Militer Cina jarang pamer robot-robotnya sehingga
agak sulit menaksir sudah sejauh mana kemampuan mereka. Inggris
mengembangkan pesawat tanpa awak semi-otonom dengan teknologi stealth Taranis. Sejumlah negara Eropa bergabung dalam konsorsium untuk mengembangkan pesawat tanpa awak Dassault nEUROn.
Rusia baru dua tahun lalu mengoperasikan Laboratorium Robot Militer,
tapi getol pamer “prajurit-prajurit” robotnya di situs-situs berita yang
dikendalikan Moskow, seperti Sputnik News. Pada Januari lalu, Sputnik menulis
soal robot RS1A3 Mini Rex yang dirancang oleh Lobaev Robotics. Robot
otonom yang bobotnya hanya 23 kilogram ini dipersenjatai senapan dan
mampu beroperasi di pelbagai medan, bahkan diklaim mampu menaiki tangga
dengan lincah.
Dua bulan kemudian, Rusia kembali memamerkan robotnya, Uran-9,
Uran-6, dan Uran-14. Robot tank tanpa awak Uran-9 dipersenjatai dengan
kanon 30 mm ABM M30, senapan mesin 7.62, dan misil 9M120 Ataka. Robot
Uran-6, yang dibuat oleh Rostec, bisa dikendalikan dari jarak 1
kilometer, berfungsi sebagai penyapu ranjau dan penjinak bom. Si bontot
Uran-14 dapat dipakai untuk menjinakkan api dan menyingkirkan rupa-rupa
hambatan yang menghalangi jalan pasukan.
Uralvagonzavod, pembuat tank T-14 Armata, sudah siap
bertransisi dari tank dengan awak ke tank tanpa sopir dan tank otonom,
tank tanpa sopir juga tanpa operator.
Sekarang, menurut Vyacheslav Khalitov, Wakil Direktur Jenderal
Uralvagonzavod, T-14 masih perlu dioperasikan oleh tiga prajurit. “Tapi
nanti akan kami kurangi menjadi dua prajurit, kemudian tanpa awak sama
sekali,” kata Khalitov. Dia berharap, prototipe tank tanpa awak itu
bakal siap paling telat dua tahun lagi.
Penyapu ranjau Uran
Foto: Sputnik
Semua kontraktor pertahanan Rusia dikerahkan untuk
mempersiapkan pasukan robot Beruang Merah. United Instrument
Manufacturing Corporation (OPK), anak usaha Rostec, mengklaim telah
menuntaskan pengembangan software Unicum untuk dipasang di segala jenis robot militer.
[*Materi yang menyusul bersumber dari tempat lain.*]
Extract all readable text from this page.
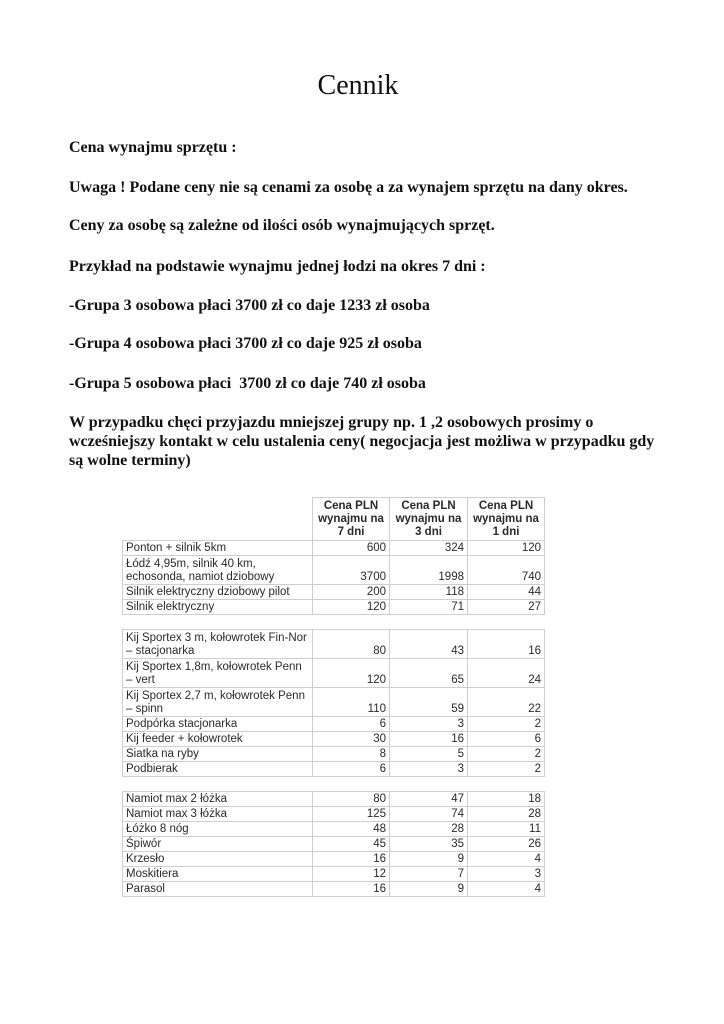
Cennik
Cena wynajmu sprzętu :
Uwaga ! Podane ceny nie są cenami za osobę a za wynajem sprzętu na dany okres.
Ceny za osobę są zależne od ilości osób wynajmujących sprzęt.
Przykład na podstawie wynajmu jednej łodzi na okres 7 dni :
-Grupa 3 osobowa płaci 3700 zł co daje 1233 zł osoba
-Grupa 4 osobowa płaci 3700 zł co daje 925 zł osoba
-Grupa 5 osobowa płaci  3700 zł co daje 740 zł osoba
W przypadku chęci przyjazdu mniejszej grupy np. 1 ,2 osobowych prosimy o wcześniejszy kontakt w celu ustalenia ceny( negocjacja jest możliwa w przypadku gdy są wolne terminy)
	Cena PLN wynajmu na 7 dni	Cena PLN wynajmu na 3 dni	Cena PLN wynajmu na 1 dni
Ponton + silnik 5km	600	324	120
Łódź 4,95m, silnik 40 km, echosonda, namiot dziobowy	3700	1998	740
Silnik elektryczny dziobowy pilot	200	118	44
Silnik elektryczny	120	71	27

Kij Sportex 3 m, kołowrotek Fin-Nor – stacjonarka	80	43	16
Kij Sportex 1,8m, kołowrotek Penn – vert	120	65	24
Kij Sportex 2,7 m, kołowrotek Penn – spinn	110	59	22
Podpórka stacjonarka	6	3	2
Kij feeder + kołowrotek	30	16	6
Siatka na ryby	8	5	2
Podbierak	6	3	2

Namiot max 2 łóżka	80	47	18
Namiot max 3 łóżka	125	74	28
Łóżko 8 nóg	48	28	11
Śpiwór	45	35	26
Krzesło	16	9	4
Moskitiera	12	7	3
Parasol	16	9	4
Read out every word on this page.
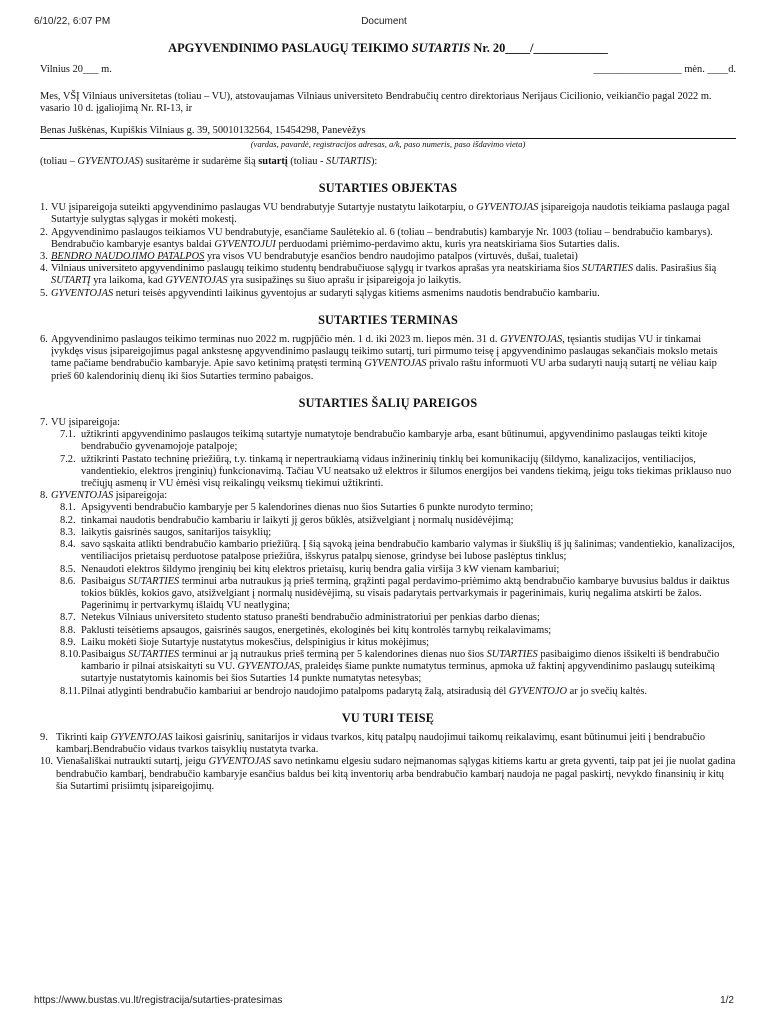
6/10/22, 6:07 PM	Document

APGYVENDINIMO PASLAUGŲ TEIKIMO SUTARTIS Nr. 20____/____________

Vilnius 20___ m.	_________________ mėn. ____d.

Mes, VŠĮ Vilniaus universitetas (toliau – VU), atstovaujamas Vilniaus universiteto Bendrabučių centro direktoriaus Nerijaus Cicilionio, veikiančio pagal 2022 m. vasario 10 d. įgaliojimą Nr. RI-13, ir

Benas Juškėnas, Kupiškis Vilniaus g. 39, 50010132564, 15454298, Panevėžys

(vardas, pavardė, registracijos adresas, a/k, paso numeris, paso išdavimo vieta)

(toliau – GYVENTOJAS) susitarėme ir sudarėme šią sutartį (toliau - SUTARTIS):

SUTARTIES OBJEKTAS

1. VU įsipareigoja suteikti apgyvendinimo paslaugas VU bendrabutyje Sutartyje nustatytu laikotarpiu, o GYVENTOJAS įsipareigoja naudotis teikiama paslauga pagal Sutartyje sulygtas sąlygas ir mokėti mokestį.

2. Apgyvendinimo paslaugos teikiamos VU bendrabutyje, esančiame Saulėtekio al. 6 (toliau – bendrabutis) kambaryje Nr. 1003 (toliau – bendrabučio kambarys). Bendrabučio kambaryje esantys baldai GYVENTOJUI perduodami priėmimo-perdavimo aktu, kuris yra neatskiriama šios Sutarties dalis.

3. BENDRO NAUDOJIMO PATALPOS yra visos VU bendrabutyje esančios bendro naudojimo patalpos (virtuvės, dušai, tualetai)

4. Vilniaus universiteto apgyvendinimo paslaugų teikimo studentų bendrabučiuose sąlygų ir tvarkos aprašas yra neatskiriama šios SUTARTIES dalis. Pasirašius šią SUTARTĮ yra laikoma, kad GYVENTOJAS yra susipažinęs su šiuo aprašu ir įsipareigoja jo laikytis.

5. GYVENTOJAS neturi teisės apgyvendinti laikinus gyventojus ar sudaryti sąlygas kitiems asmenims naudotis bendrabučio kambariu.

SUTARTIES TERMINAS

6. Apgyvendinimo paslaugos teikimo terminas nuo 2022 m. rugpjūčio mėn. 1 d. iki 2023 m. liepos mėn. 31 d. GYVENTOJAS, tęsiantis studijas VU ir tinkamai įvykdęs visus įsipareigojimus pagal ankstesnę apgyvendinimo paslaugų teikimo sutartį, turi pirmumo teisę į apgyvendinimo paslaugas sekančiais mokslo metais tame pačiame bendrabučio kambaryje. Apie savo ketinimą pratęsti terminą GYVENTOJAS privalo raštu informuoti VU arba sudaryti naują sutartį ne vėliau kaip prieš 60 kalendorinių dienų iki šios Sutarties termino pabaigos.

SUTARTIES ŠALIŲ PAREIGOS

7. VU įsipareigoja:

7.1. užtikrinti apgyvendinimo paslaugos teikimą sutartyje numatytoje bendrabučio kambaryje arba, esant būtinumui, apgyvendinimo paslaugas teikti kitoje bendrabučio gyvenamojoje patalpoje;

7.2. užtikrinti Pastato techninę priežiūrą, t.y. tinkamą ir nepertraukiamą vidaus inžinerinių tinklų bei komunikacijų (šildymo, kanalizacijos, ventiliacijos, vandentiekio, elektros įrenginių) funkcionavimą. Tačiau VU neatsako už elektros ir šilumos energijos bei vandens tiekimą, jeigu toks tiekimas priklauso nuo trečiųjų asmenų ir VU ėmėsi visų reikalingų veiksmų tiekimui užtikrinti.

8. GYVENTOJAS įsipareigoja:

8.1. Apsigyventi bendrabučio kambaryje per 5 kalendorines dienas nuo šios Sutarties 6 punkte nurodyto termino;

8.2. tinkamai naudotis bendrabučio kambariu ir laikyti jį geros būklės, atsižvelgiant į normalų nusidėvėjimą;

8.3. laikytis gaisrinės saugos, sanitarijos taisyklių;

8.4. savo sąskaita atlikti bendrabučio kambario priežiūrą. Į šią sąvoką įeina bendrabučio kambario valymas ir šiukšlių iš jų šalinimas; vandentiekio, kanalizacijos, ventiliacijos prietaisų perduotose patalpose priežiūra, išskyrus patalpų sienose, grindyse bei lubose paslėptus tinklus;

8.5. Nenaudoti elektros šildymo įrenginių bei kitų elektros prietaisų, kurių bendra galia viršija 3 kW vienam kambariui;

8.6. Pasibaigus SUTARTIES terminui arba nutraukus ją prieš terminą, grąžinti pagal perdavimo-priėmimo aktą bendrabučio kambarye buvusius baldus ir daiktus tokios būklės, kokios gavo, atsižvelgiant į normalų nusidėvėjimą, su visais padarytais pertvarkymais ir pagerinimais, kurių negalima atskirti be žalos. Pagerinimų ir pertvarkymų išlaidų VU neatlygina;

8.7. Netekus Vilniaus universiteto studento statuso pranešti bendrabučio administratoriui per penkias darbo dienas;

8.8. Paklusti teisėtiems apsaugos, gaisrinės saugos, energetinės, ekologinės bei kitų kontrolės tarnybų reikalavimams;

8.9. Laiku mokėti šioje Sutartyje nustatytus mokesčius, delspinigius ir kitus mokėjimus;

8.10. Pasibaigus SUTARTIES terminui ar ją nutraukus prieš terminą per 5 kalendorines dienas nuo šios SUTARTIES pasibaigimo dienos išsikelti iš bendrabučio kambario ir pilnai atsiskaityti su VU. GYVENTOJAS, praleidęs šiame punkte numatytus terminus, apmoka už faktinį apgyvendinimo paslaugų suteikimą sutartyje nustatytomis kainomis bei šios Sutarties 14 punkte numatytas netesybas;

8.11. Pilnai atlyginti bendrabučio kambariui ar bendrojo naudojimo patalpoms padarytą žalą, atsiradusią dėl GYVENTOJO ar jo svečių kaltės.

VU TURI TEISĘ

9. Tikrinti kaip GYVENTOJAS laikosi gaisrinių, sanitarijos ir vidaus tvarkos, kitų patalpų naudojimui taikomų reikalavimų, esant būtinumui įeiti į bendrabučio kambarį.Bendrabučio vidaus tvarkos taisyklių nustatyta tvarka.

10. Vienašališkai nutraukti sutartį, jeigu GYVENTOJAS savo netinkamu elgesiu sudaro neįmanomas sąlygas kitiems kartu ar greta gyventi, taip pat jei jie nuolat gadina bendrabučio kambarį, bendrabučio kambaryje esančius baldus bei kitą inventorių arba bendrabučio kambarį naudoja ne pagal paskirtį, nevykdo finansinių ir kitų šia Sutartimi prisiimtų įsipareigojimų.

https://www.bustas.vu.lt/registracija/sutarties-pratesimas	1/2
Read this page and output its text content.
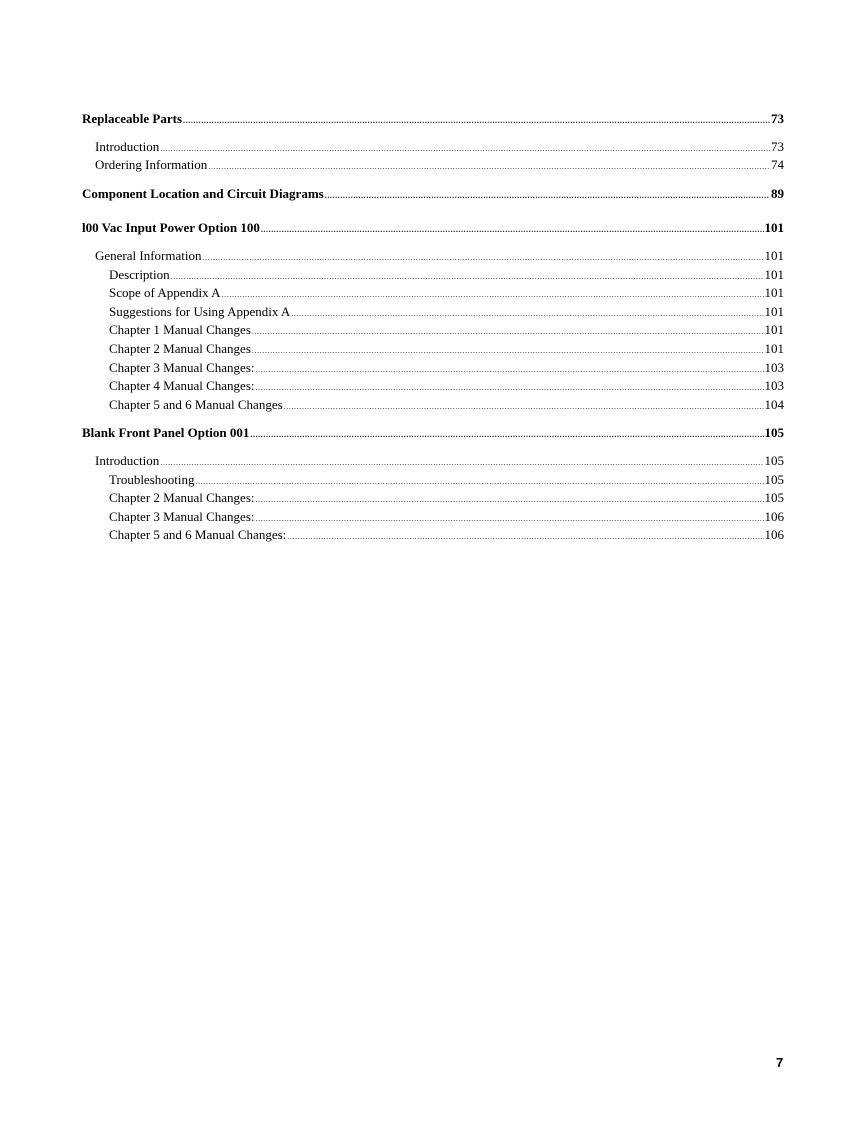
Replaceable Parts .....	73
Introduction .....	73
Ordering Information .....	74
Component Location and Circuit Diagrams .....	89
l00 Vac Input Power Option 100 .....	101
General Information .....	101
Description .....	101
Scope of Appendix A .....	101
Suggestions for Using Appendix A .....	101
Chapter 1 Manual Changes .....	101
Chapter 2 Manual Changes .....	101
Chapter 3 Manual Changes: .....	103
Chapter 4 Manual Changes: .....	103
Chapter 5 and 6 Manual Changes .....	104
Blank Front Panel Option 001 .....	105
Introduction .....	105
Troubleshooting .....	105
Chapter 2 Manual Changes: .....	105
Chapter 3 Manual Changes: .....	106
Chapter 5 and 6 Manual Changes: .....	106
7
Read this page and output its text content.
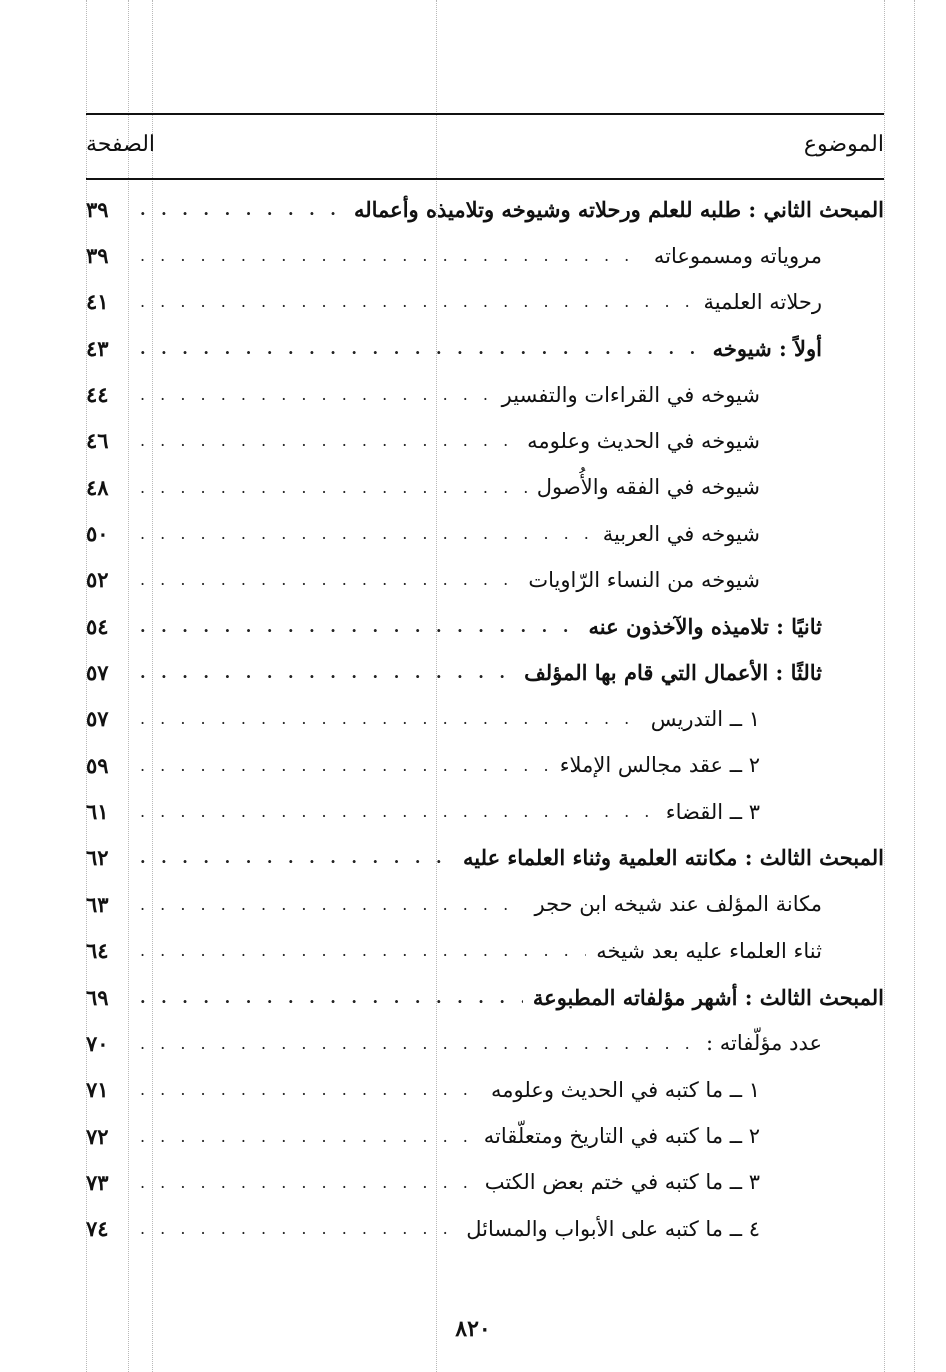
الموضوع
الصفحة
المبحث الثاني : طلبه للعلم ورحلاته وشيوخه وتلاميذه وأعماله
. . .
٣٩
مروياته ومسموعاته
. . .
٣٩
رحلاته العلمية
. . .
٤١
أولاً : شيوخه
. . .
٤٣
شيوخه في القراءات والتفسير
. . .
٤٤
شيوخه في الحديث وعلومه
. . .
٤٦
شيوخه في الفقه والأُصول
. . .
٤٨
شيوخه في العربية
. . .
٥٠
شيوخه من النساء الرّاويات
. . .
٥٢
ثانيًا : تلاميذه والآخذون عنه
. . .
٥٤
ثالثًا : الأعمال التي قام بها المؤلف
. . .
٥٧
١ ــ التدريس
. . .
٥٧
٢ ــ عقد مجالس الإملاء
. . .
٥٩
٣ ــ القضاء
. . .
٦١
المبحث الثالث : مكانته العلمية وثناء العلماء عليه
. . .
٦٢
مكانة المؤلف عند شيخه ابن حجر
. . .
٦٣
ثناء العلماء عليه بعد شيخه
. . .
٦٤
المبحث الثالث : أشهر مؤلفاته المطبوعة
. . .
٦٩
عدد مؤلّفاته :
. . .
٧٠
١ ــ ما كتبه في الحديث وعلومه
. . .
٧١
٢ ــ ما كتبه في التاريخ ومتعلّقاته
. . .
٧٢
٣ ــ ما كتبه في ختم بعض الكتب
. . .
٧٣
٤ ــ ما كتبه على الأبواب والمسائل
. . .
٧٤
٨٢٠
Unicum, menurut Sergey Skokov, Wakil Presiden Direktur OPK, bisa
dipasang sekaligus di 10 robot. Sepuluh robot ini bakal bisa saling
berkomunikasi, berkoordinasi, mengidentifikasi musuh, dan mengenali
masalah dalam satu operasi militer layaknya satu unit pasukan.
Walaupun Rusia sudah melompat jauh dalam hal teknologi robot militer,
dalam pengembangan prajurit robot, Amerika tetap masih superior
ketimbang Rusia, juga Cina, dan negara-negara lain. “Apakah robot Rusia
lebih baik ketimbang robot Amerika? Jelas tidak. Tapi apakah mereka
telah menguasai teknologi yang beberapa tahun lalu belum mereka miliki? Yes. Rusia terang terus berinvestasi dan berusaha mengejar Amerika,” kata Peter Singer kepada Vice.